GitHub Pages in Dev Containers and Codespaces

Broken Link

It started with a message from Mikey Bronowski ( Blog Twitter )

message from Mikey

Now this means that you get to see my awesome 404 page which makes me laugh every time! It is not a very good look though and does not help people who are reading the blog.

Why do something manual when you can automate it

This blog is running on GitHub Pages via a repository. Every time a change is pushed to the repo a GitHub Action runs which rebuilds the jekyll site and makes it available.

So the easy thing to do is to edit the code to add the corrected link, push the change and have GitHub Pages do its thing. If I wanted to validate it first then I could use docker and containers as discussed in these two blog posts Running GitHub Pages locally or Running GitHub Pages locally with a Remote Theme (this site has a remote theme). Then I could see the changes locally before pushing them to the repository.

But my brain didn’t work in that way. Instead it thought “Hmmm maybe I could do this in the browser in GitHub Codespaces and then it could work locally as it will have a dev container (development container) configuration and VS Code will just open that in Docker itself, no need for running docker commands manually and I can write blog posts anywhere there is a browser or VS Code”

The most wonderful Jess Pomfret Blog Twitter and I delivered a dbatools Training Day at SQL Bits this year which we developed and ran using dev containers. We also presented a session at the PowerShell Conference Europe about using dev containers so I had a little knowledge of how it can be done.

How easy is it ?

It’s super super easy. Surprisingly easy.
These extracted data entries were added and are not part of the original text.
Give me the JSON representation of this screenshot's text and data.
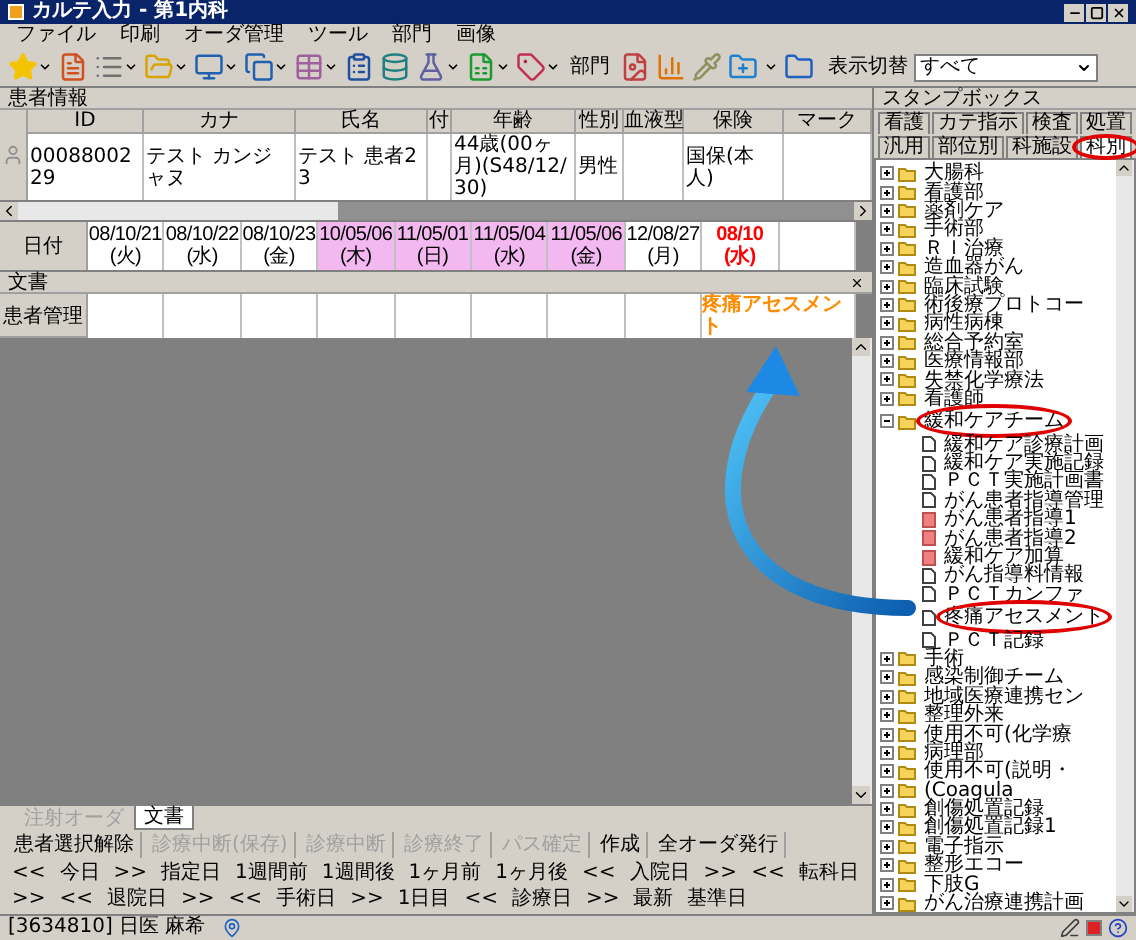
{
  "window": {
    "title": "カルテ入力 - 第1内科"
  },
  "menu": [
    "ファイル",
    "印刷",
    "オーダ管理",
    "ツール",
    "部門",
    "画像"
  ],
  "toolbar": {
    "dept_button": "部門",
    "filter_label": "表示切替",
    "filter_value": "すべて"
  },
  "patient_panel": {
    "title": "患者情報",
    "columns": [
      {
        "label": "ID",
        "value": "0008800229"
      },
      {
        "label": "カナ",
        "value": "テスト カンジャヌ"
      },
      {
        "label": "氏名",
        "value": "テスト 患者23"
      },
      {
        "label": "付"
      },
      {
        "label": "年齢",
        "value": "44歳(00ヶ月)(S48/12/30)"
      },
      {
        "label": "性別",
        "value": "男性"
      },
      {
        "label": "血液型"
      },
      {
        "label": "保険",
        "value": "国保(本人)"
      },
      {
        "label": "マーク"
      }
    ]
  },
  "dates": {
    "label": "日付",
    "items": [
      {
        "text": "08/10/21(火)",
        "kind": "normal"
      },
      {
        "text": "08/10/22(水)",
        "kind": "normal"
      },
      {
        "text": "08/10/23(金)",
        "kind": "normal"
      },
      {
        "text": "10/05/06(木)",
        "kind": "highlight"
      },
      {
        "text": "11/05/01(日)",
        "kind": "highlight"
      },
      {
        "text": "11/05/04(水)",
        "kind": "highlight"
      },
      {
        "text": "11/05/06(金)",
        "kind": "highlight"
      },
      {
        "text": "12/08/27(月)",
        "kind": "normal"
      },
      {
        "text": "08/10(水)",
        "kind": "today"
      }
    ]
  },
  "document_section": {
    "title": "文書",
    "rows": [
      {
        "label": "患者管理",
        "entry": {
          "text": "疼痛アセスメント"
        }
      }
    ]
  },
  "bottom_tabs": [
    {
      "label": "注射オーダ",
      "selected": false,
      "disabled": true
    },
    {
      "label": "文書",
      "selected": true,
      "disabled": false
    }
  ],
  "actions": [
    {
      "label": "患者選択解除",
      "disabled": false
    },
    {
      "label": "診療中断(保存)",
      "disabled": true
    },
    {
      "label": "診療中断",
      "disabled": true
    },
    {
      "label": "診療終了",
      "disabled": true
    },
    {
      "label": "パス確定",
      "disabled": true
    },
    {
      "label": "作成",
      "disabled": false
    },
    {
      "label": "全オーダ発行",
      "disabled": false
    }
  ],
  "navigation": [
    "<<",
    "今日",
    ">>",
    "指定日",
    "1週間前",
    "1週間後",
    "1ヶ月前",
    "1ヶ月後",
    "<<",
    "入院日",
    ">>",
    "<<",
    "転科日",
    ">>",
    "<<",
    "退院日",
    ">>",
    "<<",
    "手術日",
    ">>",
    "1日目",
    "<<",
    "診療日",
    ">>",
    "最新",
    "基準日"
  ],
  "status_bar": {
    "patient": "[3634810] 日医 麻希"
  },
  "stamp_box": {
    "title": "スタンプボックス",
    "tab_rows": [
      {
        "tabs": [
          {
            "label": "看護",
            "selected": false,
            "circled": false
          },
          {
            "label": "カテ指示",
            "selected": false,
            "circled": false
          },
          {
            "label": "検査",
            "selected": false,
            "circled": false
          },
          {
            "label": "処置",
            "selected": false,
            "circled": false
          }
        ]
      },
      {
        "tabs": [
          {
            "label": "汎用",
            "selected": false,
            "circled": false
          },
          {
            "label": "部位別",
            "selected": false,
            "circled": false
          },
          {
            "label": "科施設",
            "selected": false,
            "circled": false
          },
          {
            "label": "科別",
            "selected": true,
            "circled": true
          }
        ]
      }
    ],
    "tree": [
      {
        "label": "大腸科",
        "kind": "folder",
        "expanded": false,
        "circled": false
      },
      {
        "label": "看護部",
        "kind": "folder",
        "expanded": false,
        "circled": false
      },
      {
        "label": "薬剤ケア",
        "kind": "folder",
        "expanded": false,
        "circled": false
      },
      {
        "label": "手術部",
        "kind": "folder",
        "expanded": false,
        "circled": false
      },
      {
        "label": "ＲＩ治療",
        "kind": "folder",
        "expanded": false,
        "circled": false
      },
      {
        "label": "造血器がん",
        "kind": "folder",
        "expanded": false,
        "circled": false
      },
      {
        "label": "臨床試験",
        "kind": "folder",
        "expanded": false,
        "circled": false
      },
      {
        "label": "術後療プロトコー",
        "kind": "folder",
        "expanded": false,
        "circled": false
      },
      {
        "label": "病性病棟",
        "kind": "folder",
        "expanded": false,
        "circled": false
      },
      {
        "label": "総合予約室",
        "kind": "folder",
        "expanded": false,
        "circled": false
      },
      {
        "label": "医療情報部",
        "kind": "folder",
        "expanded": false,
        "circled": false
      },
      {
        "label": "失禁化学療法",
        "kind": "folder",
        "expanded": false,
        "circled": false
      },
      {
        "label": "看護師",
        "kind": "folder",
        "expanded": false,
        "circled": false
      },
      {
        "label": "緩和ケアチーム",
        "kind": "folder",
        "expanded": true,
        "circled": true,
        "children": [
          {
            "label": "緩和ケア診療計画",
            "kind": "document",
            "circled": false
          },
          {
            "label": "緩和ケア実施記録",
            "kind": "document",
            "circled": false
          },
          {
            "label": "ＰＣＴ実施計画書",
            "kind": "document",
            "circled": false
          },
          {
            "label": "がん患者指導管理",
            "kind": "document",
            "circled": false
          },
          {
            "label": "がん患者指導1",
            "kind": "note",
            "circled": false
          },
          {
            "label": "がん患者指導2",
            "kind": "note",
            "circled": false
          },
          {
            "label": "緩和ケア加算",
            "kind": "note",
            "circled": false
          },
          {
            "label": "がん指導料情報",
            "kind": "document",
            "circled": false
          },
          {
            "label": "ＰＣＴカンファ",
            "kind": "document",
            "circled": false
          },
          {
            "label": "疼痛アセスメント",
            "kind": "document",
            "circled": true
          },
          {
            "label": "ＰＣＴ記録",
            "kind": "document",
            "circled": false
          }
        ]
      },
      {
        "label": "手術",
        "kind": "folder",
        "expanded": false,
        "circled": false
      },
      {
        "label": "感染制御チーム",
        "kind": "folder",
        "expanded": false,
        "circled": false
      },
      {
        "label": "地域医療連携セン",
        "kind": "folder",
        "expanded": false,
        "circled": false
      },
      {
        "label": "整理外来",
        "kind": "folder",
        "expanded": false,
        "circled": false
      },
      {
        "label": "使用不可(化学療",
        "kind": "folder",
        "expanded": false,
        "circled": false
      },
      {
        "label": "病理部",
        "kind": "folder",
        "expanded": false,
        "circled": false
      },
      {
        "label": "使用不可(説明・",
        "kind": "folder",
        "expanded": false,
        "circled": false
      },
      {
        "label": "(Coagula",
        "kind": "folder",
        "expanded": false,
        "circled": false
      },
      {
        "label": "創傷処置記録",
        "kind": "folder",
        "expanded": false,
        "circled": false
      },
      {
        "label": "創傷処置記録1",
        "kind": "folder",
        "expanded": false,
        "circled": false
      },
      {
        "label": "電子指示",
        "kind": "folder",
        "expanded": false,
        "circled": false
      },
      {
        "label": "整形エコー",
        "kind": "folder",
        "expanded": false,
        "circled": false
      },
      {
        "label": "下肢G",
        "kind": "folder",
        "expanded": false,
        "circled": false
      },
      {
        "label": "がん治療連携計画",
        "kind": "folder",
        "expanded": false,
        "circled": false
      }
    ]
  }
}
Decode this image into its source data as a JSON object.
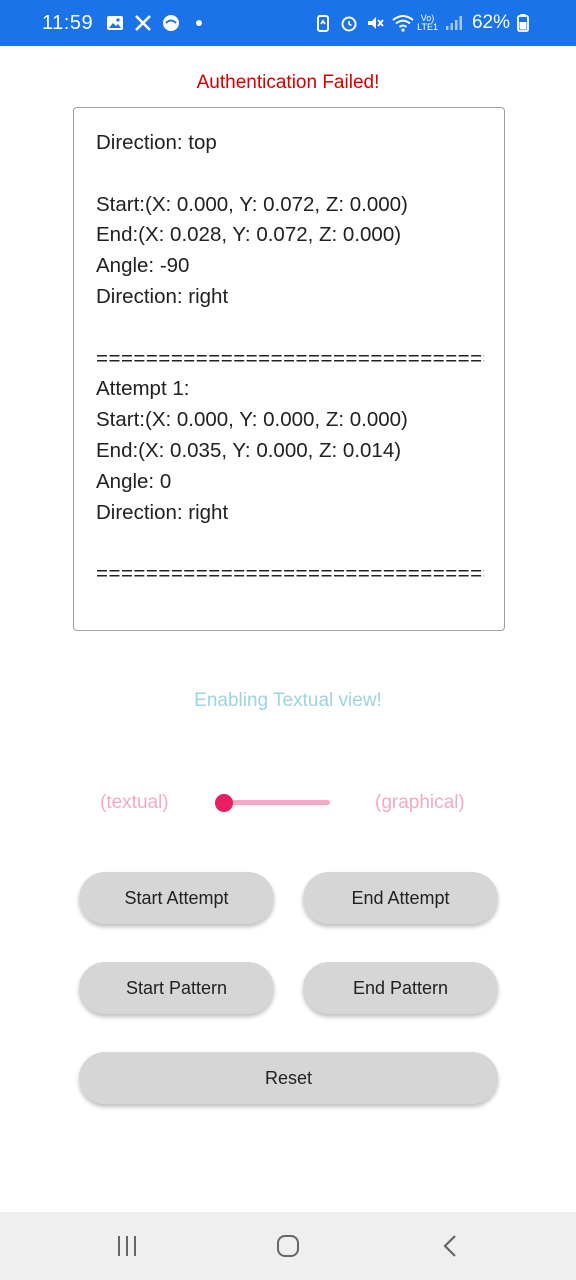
{
  "status_bar": {
    "time": "11:59",
    "battery_percent": "62%",
    "network_label": "LTE1",
    "volte_label": "Vo)",
    "left_icons": [
      "gallery-icon",
      "x-icon",
      "chat-bubble-icon",
      "dot-icon"
    ],
    "right_icons": [
      "battery-saver-icon",
      "alarm-icon",
      "mute-icon",
      "wifi-icon",
      "signal-icon",
      "battery-icon"
    ]
  },
  "auth_message": "Authentication Failed!",
  "log_lines": [
    "Direction: top",
    "",
    "Start:(X: 0.000, Y: 0.072, Z: 0.000)",
    "End:(X: 0.028, Y: 0.072, Z: 0.000)",
    "Angle: -90",
    "Direction: right",
    "",
    "==================================",
    "Attempt 1:",
    "Start:(X: 0.000, Y: 0.000, Z: 0.000)",
    "End:(X: 0.035, Y: 0.000, Z: 0.014)",
    "Angle: 0",
    "Direction: right",
    "",
    "==================================",
    ""
  ],
  "view_message": "Enabling Textual view!",
  "toggle": {
    "left_label": "(textual)",
    "right_label": "(graphical)"
  },
  "buttons": {
    "start_attempt": "Start Attempt",
    "end_attempt": "End Attempt",
    "start_pattern": "Start Pattern",
    "end_pattern": "End Pattern",
    "reset": "Reset"
  },
  "colors": {
    "status_bar": "#1a73e8",
    "error": "#d50000",
    "info": "#9fd3e3",
    "toggle_label": "#f4a9c3",
    "slider_thumb": "#e91e63",
    "button_bg": "#d6d6d6"
  }
}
Open a codespace for your repository

First I went to the repository for my website and opened a codespace by clicking on the green code button and creating a codespace

the create codespace button

Add the development container configuration

Using CTRL SHIFT + P to open the command palette and typing codespaces and choosing the Add Development Container Configuration Files

Add the configuration

and follow the prompts

  • Show All Definitions
  • Jekyll
  • bullseye (or buster if you use Apples)
  • lts

The config files are created

This will create a .devcontainer directory with

  • devcontainer.json
  • Dockerfile
  • post-create.sh

Which will do all that you need. You can stop here. You will just need to run jekyll serve to start the website.

Automatic regeneration

To make it automatically regenerate. I added

bundle exec jekyll serve --force-polling

to the end of the post-create.sh file. This will automatically start the website and regenerate it everytime I make a change :-)

View the logs

You can watch the logs of the regeneration with View Creation Log from the command palette - Use CTRL SHIFT + P to open it. Then you can see the log output in real-time.

look at the logs

Open the website “locally”

To open the website from inside the devcontainers the ports are exposed via the configuration. In the browser in codepaces there is a port tab and a button to press to open the website and show the updates that you have written.

the ports get forwarded

If you click that you get a live view of the website so that you can validate that it works.

And VS Code?

This showed it being created in codespaces in the browser, you can have the same effect in VS Code by adding a .devcontainer directory and copying the files from the vs code dev containers repo

The rest is pretty much the same except the url!

running in vs code

Rather Have Video ?

If you prefer video then you can find one on Youtube showing the same process.